Prove that: sin x + sin 3x + sin 5x + sin 7x = 4cos x cos 2x sin 4x

Solution:

LHS = sin x + sin 3x + sin 5x + sin 7x

= (sin 5x + sin x) + (sin 7x + sin 3x)

We have  sin A + sin B = 2sin {(A + B) / 2} cos {(A - B) / 2}. So we get

= [2sin {(5x + x) / 2} cos {(5x - x) / 2}] + [2sin {(7x + 3x) / 2} cos {(7x - 3x) / 2}]

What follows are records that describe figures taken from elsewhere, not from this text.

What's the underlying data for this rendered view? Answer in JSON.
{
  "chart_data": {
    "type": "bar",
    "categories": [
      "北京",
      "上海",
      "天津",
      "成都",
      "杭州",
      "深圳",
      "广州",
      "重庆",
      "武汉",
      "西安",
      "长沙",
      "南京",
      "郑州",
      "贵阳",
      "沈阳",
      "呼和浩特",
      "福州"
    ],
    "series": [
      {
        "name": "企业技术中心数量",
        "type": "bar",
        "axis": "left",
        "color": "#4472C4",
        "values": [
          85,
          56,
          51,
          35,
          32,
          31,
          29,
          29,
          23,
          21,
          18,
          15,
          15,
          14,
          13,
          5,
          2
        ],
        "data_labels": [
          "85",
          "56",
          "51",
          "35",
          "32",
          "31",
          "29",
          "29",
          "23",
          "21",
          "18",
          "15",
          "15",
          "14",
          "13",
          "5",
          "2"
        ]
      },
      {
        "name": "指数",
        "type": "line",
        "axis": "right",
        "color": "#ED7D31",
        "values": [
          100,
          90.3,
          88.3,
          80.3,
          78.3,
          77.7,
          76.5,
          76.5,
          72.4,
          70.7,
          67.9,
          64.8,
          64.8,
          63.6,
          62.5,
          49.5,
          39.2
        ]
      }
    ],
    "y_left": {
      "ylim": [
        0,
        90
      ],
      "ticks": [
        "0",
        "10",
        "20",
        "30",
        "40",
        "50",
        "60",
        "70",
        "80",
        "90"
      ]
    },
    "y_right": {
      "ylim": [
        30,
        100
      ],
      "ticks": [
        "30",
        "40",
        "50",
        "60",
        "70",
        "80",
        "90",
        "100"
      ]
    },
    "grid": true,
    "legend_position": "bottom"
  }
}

= 2sin 3x cos 2x + 2sin 5x cos 2x

= 2cos 2x (sin 5x + sin 3x)

= 2cos 2x[2sin {(5x + 3x) / 2} cos {(5x - 3x) / 2}] [Because sin A + sin B = 2sin {(A + B) / 2} cos {(A - B) / 2}]

= 2 cos2x[2sin 4x cos x]

= 4cos x cos 2x sin 4x

= RHS

NCERT Solutions Class 11 Maths Chapter 3 Exercise ME Question 5

Prove that: sin x + sin 3x + sin 5x + sin 7x = 4cos x cos 2x sin 4x

Summary:

We got, sin x + sin 3x + sin 5x + sin 7x = 4cos x cos 2x sin 4x. Hence Proved.